A própria Anna Fiódorovna se encarregou do funeral. Foi comprado
um caixão muito simples e contratado um carroceiro. Para cobrir as
despesas, Anna Fiódorovna se apossou de todos os livros e de todas as
coisas do falecido. O velho discutiu com ela, fez barulho, tirou dela quantos
livros pôde, encheu todos os seus bolsos com eles, colocou-os no chapéu,
onde pôde, carregou-os todos os três dias e não os largou nem mesmo na
hora de ir para a igreja. Durante estes dias todos ele parecia estar
desmemoriado, como que abobalhado, e passou o tempo todo atarefado em
volta do caixão, cuidando de tudo com um estranho desvelo: ora
recompondo a coroinha no falecido, ora acendendo e retirando velas. Via-se
que não conseguia concentrar os pensamentos em nada. Nem a mãezinha
nem Anna Fiódorovna foram à igreja para a missa de corpo presente. A
mãezinha estava doente, e Anna Fiódorovna, embora tivesse se aprontado
toda, brigou com o velho Pokróvski e ficou em casa. O velho e eu fomos os
únicos presentes. Na hora da missa fui acometida por uma sensação de
medo — como se fosse um pressentimento do futuro. Mal conseguia me
aguentar de pé na igreja. Finalmente o caixão foi fechado, pregado,
colocado na carroça e levado. Eu o acompanhei somente até o fim da rua. O
cocheiro saiu a trote. O velho corria atrás dele chorando alto; um pranto
trêmulo e entrecortado, por causa da corrida. O infeliz perdeu o chapéu e
nem se deteve para apanhá-lo. Ficou com a cabeça molhada de chuva;
levantara uma ventania; a escarcha fustigava-lhe o rosto, partindo-o todo. O
velho parecia não se dar conta do mau tempo e corria em pranto de um lado
para o outro da carroça. As abas de seu decrépito sobretudo esvoaçavam
como asas ao vento. De todos os seus bolsos assomavam livros; em sua
mão havia um livro enorme, que estreitava fortemente contra o peito. Os
transeuntes tiravam o chapéu e faziam o sinal da cruz. Outros paravam
assombrados, para ver o pobre velho. A todo instante lhe caíam livros dos
bolsos na lama. As pessoas o paravam, para apontar-lhe os livros perdidos;
ele os apanhava e se punha de novo a correr no encalço do caixão. Na
esquina, uma velha mendiga juntou-se a ele para acompanhar o caixão. A
carroça de repente dobrou a esquina e desapareceu de minha vista.
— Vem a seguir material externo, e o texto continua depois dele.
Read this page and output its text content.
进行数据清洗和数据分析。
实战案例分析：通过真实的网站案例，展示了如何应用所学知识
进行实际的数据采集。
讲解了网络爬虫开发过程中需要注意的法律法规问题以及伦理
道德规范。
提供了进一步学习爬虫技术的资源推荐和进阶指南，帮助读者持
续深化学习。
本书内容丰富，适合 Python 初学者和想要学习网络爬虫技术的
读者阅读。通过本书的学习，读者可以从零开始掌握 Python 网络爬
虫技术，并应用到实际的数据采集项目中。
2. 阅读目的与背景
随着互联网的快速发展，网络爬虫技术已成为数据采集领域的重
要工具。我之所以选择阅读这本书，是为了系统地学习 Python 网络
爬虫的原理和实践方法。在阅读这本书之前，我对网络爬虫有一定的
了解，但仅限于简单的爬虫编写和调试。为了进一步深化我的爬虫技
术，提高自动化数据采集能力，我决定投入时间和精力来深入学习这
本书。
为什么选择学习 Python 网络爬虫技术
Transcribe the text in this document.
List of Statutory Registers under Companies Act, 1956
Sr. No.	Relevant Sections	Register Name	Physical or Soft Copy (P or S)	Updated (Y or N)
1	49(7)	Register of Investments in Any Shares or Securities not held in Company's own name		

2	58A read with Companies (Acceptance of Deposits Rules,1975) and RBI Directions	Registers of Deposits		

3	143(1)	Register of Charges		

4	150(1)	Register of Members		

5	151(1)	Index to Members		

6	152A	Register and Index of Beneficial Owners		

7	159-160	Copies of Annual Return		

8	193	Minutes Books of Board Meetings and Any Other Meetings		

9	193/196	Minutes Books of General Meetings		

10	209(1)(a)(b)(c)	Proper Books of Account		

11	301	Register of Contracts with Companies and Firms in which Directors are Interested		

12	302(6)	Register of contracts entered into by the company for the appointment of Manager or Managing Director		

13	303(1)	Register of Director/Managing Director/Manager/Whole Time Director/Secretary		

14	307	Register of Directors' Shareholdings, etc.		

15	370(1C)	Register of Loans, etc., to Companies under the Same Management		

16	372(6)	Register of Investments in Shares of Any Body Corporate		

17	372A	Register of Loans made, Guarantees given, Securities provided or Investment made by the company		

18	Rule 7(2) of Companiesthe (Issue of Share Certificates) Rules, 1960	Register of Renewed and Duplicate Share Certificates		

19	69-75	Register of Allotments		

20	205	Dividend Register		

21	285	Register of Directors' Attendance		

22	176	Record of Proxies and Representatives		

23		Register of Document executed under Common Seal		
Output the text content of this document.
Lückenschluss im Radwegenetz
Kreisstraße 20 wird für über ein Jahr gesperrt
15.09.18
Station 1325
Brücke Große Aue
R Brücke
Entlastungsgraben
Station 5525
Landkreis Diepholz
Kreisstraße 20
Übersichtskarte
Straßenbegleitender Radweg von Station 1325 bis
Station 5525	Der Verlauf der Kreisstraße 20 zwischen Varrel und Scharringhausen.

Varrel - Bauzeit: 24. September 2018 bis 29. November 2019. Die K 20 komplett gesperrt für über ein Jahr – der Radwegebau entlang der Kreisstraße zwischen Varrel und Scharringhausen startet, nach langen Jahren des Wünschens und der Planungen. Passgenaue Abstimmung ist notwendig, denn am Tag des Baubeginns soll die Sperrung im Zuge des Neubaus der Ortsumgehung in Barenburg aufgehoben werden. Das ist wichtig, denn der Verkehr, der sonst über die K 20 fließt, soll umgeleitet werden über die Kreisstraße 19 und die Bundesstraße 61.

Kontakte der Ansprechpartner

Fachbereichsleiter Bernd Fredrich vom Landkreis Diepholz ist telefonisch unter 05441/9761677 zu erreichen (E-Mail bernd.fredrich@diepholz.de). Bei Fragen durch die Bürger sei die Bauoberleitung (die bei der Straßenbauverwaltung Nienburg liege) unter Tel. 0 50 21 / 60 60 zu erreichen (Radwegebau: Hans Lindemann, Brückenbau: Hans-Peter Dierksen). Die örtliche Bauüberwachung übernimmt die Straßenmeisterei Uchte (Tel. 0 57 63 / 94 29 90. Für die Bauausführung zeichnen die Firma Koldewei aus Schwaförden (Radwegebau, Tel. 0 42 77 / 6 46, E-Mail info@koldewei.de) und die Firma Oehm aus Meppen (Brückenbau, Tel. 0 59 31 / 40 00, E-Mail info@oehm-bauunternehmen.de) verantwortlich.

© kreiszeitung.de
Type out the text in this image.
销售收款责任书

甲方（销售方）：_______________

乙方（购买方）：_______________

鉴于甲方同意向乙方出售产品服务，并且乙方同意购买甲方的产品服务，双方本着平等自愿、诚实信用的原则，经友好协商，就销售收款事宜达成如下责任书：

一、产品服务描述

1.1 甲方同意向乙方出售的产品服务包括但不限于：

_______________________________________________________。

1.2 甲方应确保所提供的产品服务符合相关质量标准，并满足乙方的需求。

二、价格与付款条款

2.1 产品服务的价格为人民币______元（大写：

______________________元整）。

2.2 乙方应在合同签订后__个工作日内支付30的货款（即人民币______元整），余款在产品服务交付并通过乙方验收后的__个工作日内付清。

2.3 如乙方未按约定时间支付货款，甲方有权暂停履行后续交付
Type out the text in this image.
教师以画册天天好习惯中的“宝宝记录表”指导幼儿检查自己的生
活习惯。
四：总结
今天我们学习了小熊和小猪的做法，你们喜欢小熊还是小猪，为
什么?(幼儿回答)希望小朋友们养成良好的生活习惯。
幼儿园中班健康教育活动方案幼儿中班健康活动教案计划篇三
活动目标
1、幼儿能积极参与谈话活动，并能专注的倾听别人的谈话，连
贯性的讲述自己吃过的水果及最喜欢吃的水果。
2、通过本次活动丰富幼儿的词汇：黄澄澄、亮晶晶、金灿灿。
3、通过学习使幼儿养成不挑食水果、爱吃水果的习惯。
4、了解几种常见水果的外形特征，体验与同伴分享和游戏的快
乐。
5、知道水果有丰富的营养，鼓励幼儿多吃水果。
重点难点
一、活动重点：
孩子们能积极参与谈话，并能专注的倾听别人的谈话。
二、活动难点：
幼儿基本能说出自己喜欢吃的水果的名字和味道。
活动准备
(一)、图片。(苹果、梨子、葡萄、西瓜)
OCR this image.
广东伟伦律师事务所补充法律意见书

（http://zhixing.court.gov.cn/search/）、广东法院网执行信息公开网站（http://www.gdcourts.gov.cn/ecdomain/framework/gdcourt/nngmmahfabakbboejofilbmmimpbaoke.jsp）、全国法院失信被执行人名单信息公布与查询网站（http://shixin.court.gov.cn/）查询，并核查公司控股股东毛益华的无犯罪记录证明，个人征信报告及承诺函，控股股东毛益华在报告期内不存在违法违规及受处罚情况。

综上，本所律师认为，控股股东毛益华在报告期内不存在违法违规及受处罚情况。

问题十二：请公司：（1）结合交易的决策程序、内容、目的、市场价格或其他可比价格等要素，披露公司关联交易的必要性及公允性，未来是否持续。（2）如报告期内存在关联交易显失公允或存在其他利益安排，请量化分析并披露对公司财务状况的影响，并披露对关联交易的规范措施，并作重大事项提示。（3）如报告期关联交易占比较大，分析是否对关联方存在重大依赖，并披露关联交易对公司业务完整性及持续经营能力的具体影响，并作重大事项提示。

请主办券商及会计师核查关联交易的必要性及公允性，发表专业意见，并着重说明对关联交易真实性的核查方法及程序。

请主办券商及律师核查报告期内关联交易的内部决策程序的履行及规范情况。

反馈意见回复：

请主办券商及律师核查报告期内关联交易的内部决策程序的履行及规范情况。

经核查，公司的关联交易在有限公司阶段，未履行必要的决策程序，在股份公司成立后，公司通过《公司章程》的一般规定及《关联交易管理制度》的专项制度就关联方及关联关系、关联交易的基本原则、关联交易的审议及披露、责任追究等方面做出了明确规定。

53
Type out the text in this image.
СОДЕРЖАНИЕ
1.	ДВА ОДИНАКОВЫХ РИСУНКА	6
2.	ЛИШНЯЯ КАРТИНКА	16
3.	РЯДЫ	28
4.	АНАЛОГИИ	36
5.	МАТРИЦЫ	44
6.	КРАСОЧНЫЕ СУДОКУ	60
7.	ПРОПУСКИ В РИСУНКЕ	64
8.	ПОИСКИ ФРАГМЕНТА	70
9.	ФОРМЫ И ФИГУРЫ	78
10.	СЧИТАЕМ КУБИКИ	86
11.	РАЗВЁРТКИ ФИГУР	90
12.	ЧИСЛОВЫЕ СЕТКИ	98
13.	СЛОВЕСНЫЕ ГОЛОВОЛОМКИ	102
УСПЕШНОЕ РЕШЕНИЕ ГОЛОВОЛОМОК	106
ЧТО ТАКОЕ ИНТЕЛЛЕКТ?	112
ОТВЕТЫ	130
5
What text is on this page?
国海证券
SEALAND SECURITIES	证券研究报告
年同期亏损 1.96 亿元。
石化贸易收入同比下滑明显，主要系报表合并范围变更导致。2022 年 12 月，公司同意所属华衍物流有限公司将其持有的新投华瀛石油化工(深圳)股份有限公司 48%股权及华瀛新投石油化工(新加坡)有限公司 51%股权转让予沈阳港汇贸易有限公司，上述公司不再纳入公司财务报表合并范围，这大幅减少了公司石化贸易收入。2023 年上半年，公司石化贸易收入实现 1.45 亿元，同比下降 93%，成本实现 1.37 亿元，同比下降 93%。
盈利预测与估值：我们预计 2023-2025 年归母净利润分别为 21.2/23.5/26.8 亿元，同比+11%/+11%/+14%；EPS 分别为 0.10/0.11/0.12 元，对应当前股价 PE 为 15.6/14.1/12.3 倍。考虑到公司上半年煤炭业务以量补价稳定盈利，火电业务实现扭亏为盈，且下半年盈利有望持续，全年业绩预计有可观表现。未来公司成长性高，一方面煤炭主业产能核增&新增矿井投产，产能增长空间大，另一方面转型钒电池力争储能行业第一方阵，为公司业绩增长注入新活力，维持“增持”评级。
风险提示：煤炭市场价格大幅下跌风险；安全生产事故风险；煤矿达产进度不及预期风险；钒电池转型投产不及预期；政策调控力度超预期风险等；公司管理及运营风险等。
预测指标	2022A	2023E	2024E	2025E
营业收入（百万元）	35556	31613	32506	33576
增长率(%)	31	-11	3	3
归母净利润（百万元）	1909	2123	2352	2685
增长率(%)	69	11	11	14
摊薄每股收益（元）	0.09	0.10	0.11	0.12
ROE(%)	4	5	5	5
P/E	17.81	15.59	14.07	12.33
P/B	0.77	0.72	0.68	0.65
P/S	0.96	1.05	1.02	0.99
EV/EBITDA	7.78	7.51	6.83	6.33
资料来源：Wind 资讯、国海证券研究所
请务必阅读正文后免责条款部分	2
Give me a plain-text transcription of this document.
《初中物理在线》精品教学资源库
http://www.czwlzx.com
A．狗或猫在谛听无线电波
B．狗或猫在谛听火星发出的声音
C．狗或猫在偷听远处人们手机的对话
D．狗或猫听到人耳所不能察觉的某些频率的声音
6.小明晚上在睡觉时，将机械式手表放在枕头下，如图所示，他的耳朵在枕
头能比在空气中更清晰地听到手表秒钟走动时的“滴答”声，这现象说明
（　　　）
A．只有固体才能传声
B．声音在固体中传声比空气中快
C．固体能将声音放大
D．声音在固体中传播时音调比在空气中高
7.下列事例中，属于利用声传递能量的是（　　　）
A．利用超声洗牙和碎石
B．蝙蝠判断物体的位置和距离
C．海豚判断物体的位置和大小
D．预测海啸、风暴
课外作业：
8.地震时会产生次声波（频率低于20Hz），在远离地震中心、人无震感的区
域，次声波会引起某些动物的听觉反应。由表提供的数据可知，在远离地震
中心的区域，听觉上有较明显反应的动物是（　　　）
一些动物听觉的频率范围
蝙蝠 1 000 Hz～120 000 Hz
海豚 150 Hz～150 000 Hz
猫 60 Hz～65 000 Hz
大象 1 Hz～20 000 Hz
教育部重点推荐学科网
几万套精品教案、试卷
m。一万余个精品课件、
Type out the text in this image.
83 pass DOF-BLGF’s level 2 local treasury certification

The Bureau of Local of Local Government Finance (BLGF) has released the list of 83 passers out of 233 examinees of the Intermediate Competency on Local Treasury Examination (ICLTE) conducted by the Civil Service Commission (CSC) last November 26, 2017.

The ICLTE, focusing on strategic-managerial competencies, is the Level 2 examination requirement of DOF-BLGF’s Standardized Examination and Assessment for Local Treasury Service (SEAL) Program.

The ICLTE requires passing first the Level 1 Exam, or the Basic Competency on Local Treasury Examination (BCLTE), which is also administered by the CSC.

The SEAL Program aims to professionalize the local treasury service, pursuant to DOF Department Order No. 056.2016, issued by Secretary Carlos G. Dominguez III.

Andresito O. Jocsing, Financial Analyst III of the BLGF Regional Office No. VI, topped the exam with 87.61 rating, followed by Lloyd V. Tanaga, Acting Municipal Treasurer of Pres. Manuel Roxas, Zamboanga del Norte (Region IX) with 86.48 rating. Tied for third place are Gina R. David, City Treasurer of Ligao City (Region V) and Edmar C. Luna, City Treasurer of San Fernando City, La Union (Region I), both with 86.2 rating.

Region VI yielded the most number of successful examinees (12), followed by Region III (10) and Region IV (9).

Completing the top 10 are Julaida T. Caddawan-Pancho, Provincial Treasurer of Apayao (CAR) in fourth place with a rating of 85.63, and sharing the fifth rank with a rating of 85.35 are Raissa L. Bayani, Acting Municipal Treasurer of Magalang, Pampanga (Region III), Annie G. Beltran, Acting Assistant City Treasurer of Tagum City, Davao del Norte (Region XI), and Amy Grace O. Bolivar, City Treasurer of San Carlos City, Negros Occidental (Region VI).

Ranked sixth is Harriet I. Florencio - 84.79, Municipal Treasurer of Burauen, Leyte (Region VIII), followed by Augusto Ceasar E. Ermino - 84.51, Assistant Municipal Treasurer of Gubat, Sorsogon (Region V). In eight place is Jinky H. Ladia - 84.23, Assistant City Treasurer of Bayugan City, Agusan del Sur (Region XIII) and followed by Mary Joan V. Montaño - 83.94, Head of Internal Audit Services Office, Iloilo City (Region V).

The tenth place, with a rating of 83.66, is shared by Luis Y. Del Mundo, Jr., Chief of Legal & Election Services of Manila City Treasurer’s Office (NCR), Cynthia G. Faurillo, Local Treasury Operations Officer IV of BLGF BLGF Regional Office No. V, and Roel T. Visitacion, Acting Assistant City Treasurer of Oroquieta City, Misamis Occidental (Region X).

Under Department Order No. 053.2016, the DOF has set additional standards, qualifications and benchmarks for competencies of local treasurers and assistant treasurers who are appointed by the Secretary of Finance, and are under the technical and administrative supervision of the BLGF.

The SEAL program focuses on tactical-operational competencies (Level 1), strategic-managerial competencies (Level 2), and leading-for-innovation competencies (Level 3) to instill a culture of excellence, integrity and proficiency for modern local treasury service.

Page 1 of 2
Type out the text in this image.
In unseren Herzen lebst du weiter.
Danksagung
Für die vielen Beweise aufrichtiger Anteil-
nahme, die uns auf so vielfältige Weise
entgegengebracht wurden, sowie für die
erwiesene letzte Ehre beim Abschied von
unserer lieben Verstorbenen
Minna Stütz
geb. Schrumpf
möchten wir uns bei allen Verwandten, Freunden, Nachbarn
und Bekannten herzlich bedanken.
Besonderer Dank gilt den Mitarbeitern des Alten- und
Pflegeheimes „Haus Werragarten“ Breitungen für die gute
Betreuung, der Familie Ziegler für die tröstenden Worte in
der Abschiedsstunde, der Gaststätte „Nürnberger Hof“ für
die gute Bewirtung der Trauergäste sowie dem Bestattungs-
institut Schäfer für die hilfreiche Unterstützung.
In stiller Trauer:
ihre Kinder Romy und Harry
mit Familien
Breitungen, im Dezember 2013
Voltei
para casa. Atirei-me nos braços da mãezinha num estado de angústia
terrível. Eu a estreitava fortemente em meus braços e a beijava, soluçando,
estreitava-me a ela com medo, como se quisesse prender com meu abraço o
meu último amigo e não entregá-lo à morte... Mas a morte já rondava a
pobre mãezinha!
11 DE JUNHO
Como lhe sou grata pelo passeio de ontem às ilhas, Makar Alieksiêievitch! Que
lugar fresco e gostoso, e quanto verde há ali! Havia tanto tempo já que não via o verde;
quando estava doente, ficava sempre achando que ia morrer e dava minha morte como
certa; então julgue por si mesmo como não me senti, a sensação que experimentei
ontem! Não se zangue comigo por ter ficado tão triste ontem; estava me sentindo muito
bem, muito leve, mas é sempre assim, em meus melhores momentos, não sei por quê,
sempre me sinto triste. Quanto ao meu choro, isso não foi nada; nem eu mesmo sei por
que estou sempre chorando. Sinto uma sensação de dor e uma irritabilidade; minhas
impressões são mórbidas. O céu límpido e pálido, o pôr do sol, a calmaria do fim de
tarde — tudo isso — nem eu mesma sei — mas ontem estava como que predisposta a
acolher todas as impressões de maneira dolorosa e torturante, de modo que estava com o
coração transbordando e a alma pedindo lágrimas. Mas por que lhe escrevo estas coisas?
Isto tudo se revela muito penoso para o meu coração, porém mais penoso ainda é contar.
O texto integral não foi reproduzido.